“Mrs. Clarendon wishes you to call tomorrow or next day; pray do so. I can’t quite make out that mistake of Grubb’s; he must have calculated from an edition in which the lines are differently arranged. I shall communicate with him. Lucy, my love, I beg of you to see that those books are dispatched the first thing to-morrow; the dilatory scoundrel always keeps me waiting, and there’s a ‘Cursor Mundi’ I want to work at.”

Kingcote suddenly rose and stepped to Mrs. Vissian to bid her good night.

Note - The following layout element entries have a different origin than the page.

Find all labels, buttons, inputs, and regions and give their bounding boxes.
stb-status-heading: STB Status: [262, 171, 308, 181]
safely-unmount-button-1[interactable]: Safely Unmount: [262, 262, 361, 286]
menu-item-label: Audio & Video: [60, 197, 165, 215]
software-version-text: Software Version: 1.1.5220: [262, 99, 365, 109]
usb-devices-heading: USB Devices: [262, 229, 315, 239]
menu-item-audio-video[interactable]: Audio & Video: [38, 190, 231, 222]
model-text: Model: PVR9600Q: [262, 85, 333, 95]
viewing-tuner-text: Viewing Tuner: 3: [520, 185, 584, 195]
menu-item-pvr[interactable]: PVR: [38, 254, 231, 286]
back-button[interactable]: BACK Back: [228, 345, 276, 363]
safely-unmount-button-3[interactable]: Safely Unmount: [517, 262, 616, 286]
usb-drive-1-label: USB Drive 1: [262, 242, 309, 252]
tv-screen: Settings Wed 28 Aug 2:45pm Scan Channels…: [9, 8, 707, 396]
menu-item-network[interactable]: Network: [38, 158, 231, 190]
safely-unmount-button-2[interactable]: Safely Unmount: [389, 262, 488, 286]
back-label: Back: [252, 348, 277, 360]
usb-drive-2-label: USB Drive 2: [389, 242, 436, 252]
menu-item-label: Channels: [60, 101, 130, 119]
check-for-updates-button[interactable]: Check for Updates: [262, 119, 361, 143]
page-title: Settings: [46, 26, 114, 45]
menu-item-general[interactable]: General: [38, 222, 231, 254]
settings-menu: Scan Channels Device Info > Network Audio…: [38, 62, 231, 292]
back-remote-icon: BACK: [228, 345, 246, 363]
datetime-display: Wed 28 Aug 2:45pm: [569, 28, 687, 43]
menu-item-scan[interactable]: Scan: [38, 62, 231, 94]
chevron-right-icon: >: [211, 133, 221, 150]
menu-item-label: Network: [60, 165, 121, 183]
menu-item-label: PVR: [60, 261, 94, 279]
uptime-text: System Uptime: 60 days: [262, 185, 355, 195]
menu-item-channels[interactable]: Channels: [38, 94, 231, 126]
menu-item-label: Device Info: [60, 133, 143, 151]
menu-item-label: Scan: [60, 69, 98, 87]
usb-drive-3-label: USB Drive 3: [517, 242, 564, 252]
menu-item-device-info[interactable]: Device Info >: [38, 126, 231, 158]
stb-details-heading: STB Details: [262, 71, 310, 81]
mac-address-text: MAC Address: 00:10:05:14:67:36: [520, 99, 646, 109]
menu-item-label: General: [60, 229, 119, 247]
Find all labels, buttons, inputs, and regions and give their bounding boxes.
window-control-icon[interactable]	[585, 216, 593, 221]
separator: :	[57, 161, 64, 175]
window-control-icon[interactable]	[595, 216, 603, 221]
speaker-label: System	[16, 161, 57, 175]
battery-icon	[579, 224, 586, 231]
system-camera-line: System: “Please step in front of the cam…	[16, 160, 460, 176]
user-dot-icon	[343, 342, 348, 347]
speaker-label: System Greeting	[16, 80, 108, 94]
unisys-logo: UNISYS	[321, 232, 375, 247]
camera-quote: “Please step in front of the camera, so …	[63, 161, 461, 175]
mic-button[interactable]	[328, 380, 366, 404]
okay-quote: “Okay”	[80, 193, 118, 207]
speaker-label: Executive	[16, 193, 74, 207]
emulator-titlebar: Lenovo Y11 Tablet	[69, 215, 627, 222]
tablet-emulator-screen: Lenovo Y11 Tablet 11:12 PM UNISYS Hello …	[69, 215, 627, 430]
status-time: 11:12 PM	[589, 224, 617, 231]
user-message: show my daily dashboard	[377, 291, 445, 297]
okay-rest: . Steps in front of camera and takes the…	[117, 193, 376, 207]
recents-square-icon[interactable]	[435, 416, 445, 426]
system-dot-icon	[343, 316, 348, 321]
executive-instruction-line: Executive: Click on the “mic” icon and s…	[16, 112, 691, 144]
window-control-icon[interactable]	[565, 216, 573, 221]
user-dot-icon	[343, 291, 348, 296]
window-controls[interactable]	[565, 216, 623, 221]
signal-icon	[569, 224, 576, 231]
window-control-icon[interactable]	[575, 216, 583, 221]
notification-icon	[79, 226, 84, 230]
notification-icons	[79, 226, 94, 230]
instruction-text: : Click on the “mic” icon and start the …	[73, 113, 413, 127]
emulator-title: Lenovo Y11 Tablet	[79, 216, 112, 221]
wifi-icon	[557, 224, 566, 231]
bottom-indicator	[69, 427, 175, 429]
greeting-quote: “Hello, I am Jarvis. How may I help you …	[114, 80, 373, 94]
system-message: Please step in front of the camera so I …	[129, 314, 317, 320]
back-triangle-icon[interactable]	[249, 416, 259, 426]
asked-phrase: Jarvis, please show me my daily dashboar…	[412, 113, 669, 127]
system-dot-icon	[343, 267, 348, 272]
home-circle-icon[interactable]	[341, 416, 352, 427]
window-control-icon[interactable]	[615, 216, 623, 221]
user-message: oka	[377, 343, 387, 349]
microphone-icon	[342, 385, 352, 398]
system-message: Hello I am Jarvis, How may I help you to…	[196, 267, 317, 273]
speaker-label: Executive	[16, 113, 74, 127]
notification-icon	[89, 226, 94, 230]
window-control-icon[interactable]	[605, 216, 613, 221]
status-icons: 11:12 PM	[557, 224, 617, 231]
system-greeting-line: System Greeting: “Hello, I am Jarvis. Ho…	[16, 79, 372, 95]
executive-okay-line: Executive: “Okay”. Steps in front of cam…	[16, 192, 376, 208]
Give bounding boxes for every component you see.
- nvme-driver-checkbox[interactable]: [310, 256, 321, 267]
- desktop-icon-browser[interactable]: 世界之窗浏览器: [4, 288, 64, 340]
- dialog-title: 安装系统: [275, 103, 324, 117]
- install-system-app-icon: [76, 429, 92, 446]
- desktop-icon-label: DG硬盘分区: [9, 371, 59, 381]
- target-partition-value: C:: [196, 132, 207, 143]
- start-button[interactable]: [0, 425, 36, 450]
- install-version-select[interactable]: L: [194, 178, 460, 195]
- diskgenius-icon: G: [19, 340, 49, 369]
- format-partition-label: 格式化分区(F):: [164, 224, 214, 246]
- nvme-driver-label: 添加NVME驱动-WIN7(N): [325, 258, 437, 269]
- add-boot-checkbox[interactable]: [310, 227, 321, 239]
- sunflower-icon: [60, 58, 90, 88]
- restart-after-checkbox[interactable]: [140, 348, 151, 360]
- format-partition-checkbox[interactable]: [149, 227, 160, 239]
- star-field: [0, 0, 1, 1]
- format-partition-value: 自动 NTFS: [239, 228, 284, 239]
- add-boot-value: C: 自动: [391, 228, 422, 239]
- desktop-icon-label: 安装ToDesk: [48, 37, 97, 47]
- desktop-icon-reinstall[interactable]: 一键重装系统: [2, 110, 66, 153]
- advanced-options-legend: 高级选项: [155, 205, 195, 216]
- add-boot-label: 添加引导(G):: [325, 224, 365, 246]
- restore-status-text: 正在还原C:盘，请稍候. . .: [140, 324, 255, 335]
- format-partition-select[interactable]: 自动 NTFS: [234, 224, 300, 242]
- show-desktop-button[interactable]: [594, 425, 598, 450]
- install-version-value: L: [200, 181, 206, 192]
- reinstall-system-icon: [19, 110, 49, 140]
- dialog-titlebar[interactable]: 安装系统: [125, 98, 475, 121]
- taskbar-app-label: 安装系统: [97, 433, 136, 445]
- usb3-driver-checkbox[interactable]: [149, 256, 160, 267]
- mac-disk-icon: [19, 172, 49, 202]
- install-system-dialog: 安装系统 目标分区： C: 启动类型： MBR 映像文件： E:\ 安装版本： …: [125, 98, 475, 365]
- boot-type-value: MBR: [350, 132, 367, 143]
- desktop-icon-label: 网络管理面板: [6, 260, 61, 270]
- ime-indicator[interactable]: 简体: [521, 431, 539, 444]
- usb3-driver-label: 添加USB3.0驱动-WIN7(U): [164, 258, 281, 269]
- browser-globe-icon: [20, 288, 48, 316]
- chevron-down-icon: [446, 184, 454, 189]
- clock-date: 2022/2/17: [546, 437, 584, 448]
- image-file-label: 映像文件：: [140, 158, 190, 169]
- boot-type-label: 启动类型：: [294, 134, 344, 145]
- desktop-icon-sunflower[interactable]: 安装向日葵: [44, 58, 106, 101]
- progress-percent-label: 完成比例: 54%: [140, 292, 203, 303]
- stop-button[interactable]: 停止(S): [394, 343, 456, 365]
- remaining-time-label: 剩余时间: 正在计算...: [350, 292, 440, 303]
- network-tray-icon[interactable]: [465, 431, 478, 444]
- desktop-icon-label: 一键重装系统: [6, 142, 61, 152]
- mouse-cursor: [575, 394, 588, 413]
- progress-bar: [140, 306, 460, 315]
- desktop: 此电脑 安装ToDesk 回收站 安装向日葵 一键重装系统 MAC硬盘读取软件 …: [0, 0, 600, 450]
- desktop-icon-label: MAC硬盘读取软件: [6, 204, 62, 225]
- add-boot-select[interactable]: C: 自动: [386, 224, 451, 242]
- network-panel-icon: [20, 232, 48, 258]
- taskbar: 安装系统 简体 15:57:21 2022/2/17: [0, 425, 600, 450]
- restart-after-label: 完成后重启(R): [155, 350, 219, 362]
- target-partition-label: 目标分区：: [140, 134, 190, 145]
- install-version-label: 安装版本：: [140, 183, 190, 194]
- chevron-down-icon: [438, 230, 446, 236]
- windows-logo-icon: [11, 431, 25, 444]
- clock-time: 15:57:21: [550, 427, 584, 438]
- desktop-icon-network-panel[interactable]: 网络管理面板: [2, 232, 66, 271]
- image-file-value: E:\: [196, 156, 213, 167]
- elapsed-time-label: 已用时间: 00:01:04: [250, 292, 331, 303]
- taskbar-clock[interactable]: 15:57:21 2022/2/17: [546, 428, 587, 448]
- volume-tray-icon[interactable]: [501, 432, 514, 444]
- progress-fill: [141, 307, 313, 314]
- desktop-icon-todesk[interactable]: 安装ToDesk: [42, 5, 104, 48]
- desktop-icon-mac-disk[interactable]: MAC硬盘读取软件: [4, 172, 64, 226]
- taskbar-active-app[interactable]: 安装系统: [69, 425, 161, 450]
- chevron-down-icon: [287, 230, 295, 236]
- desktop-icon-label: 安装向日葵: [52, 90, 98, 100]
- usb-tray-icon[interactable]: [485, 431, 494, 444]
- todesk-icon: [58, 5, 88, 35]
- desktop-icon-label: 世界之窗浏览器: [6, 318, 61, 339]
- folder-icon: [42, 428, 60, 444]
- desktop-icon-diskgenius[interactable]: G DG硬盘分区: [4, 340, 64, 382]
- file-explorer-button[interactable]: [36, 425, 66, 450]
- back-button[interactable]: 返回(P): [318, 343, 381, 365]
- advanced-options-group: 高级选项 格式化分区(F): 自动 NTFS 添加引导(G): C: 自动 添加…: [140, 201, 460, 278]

“Going, what?” exclaimed the rector, turning round, with an end of his napkin in each hand. “But I wanted to ask your opinion about—— You don’t look well, my dear fellow; what is it?”

“Nothing, nothing. I’ve tired myself with walking. I’ll get home.”

“You have an umbrella? Then you must take one of mine. But, I tell you, you must; it’s raining like a waterspout. Shall I walk with you?”

Kingcote had gone off into the darkness with inaudible replies.

“What is the matter with him?” asked the rector, standing in surprise. “Is he going to be ill? An awkward look-out in that cottage, with not a soul near.”

“He was very strange when he came,” Mrs. Vissian remarked. “He said he’d been walking, and yet wasn’t aware that it had rained.”

“Wasn’t aware? Curious fellow, Kingcote.”

“Don’t you think, Walter, there’s something about him we don’t understand—something in the circumstances of his life, I mean?”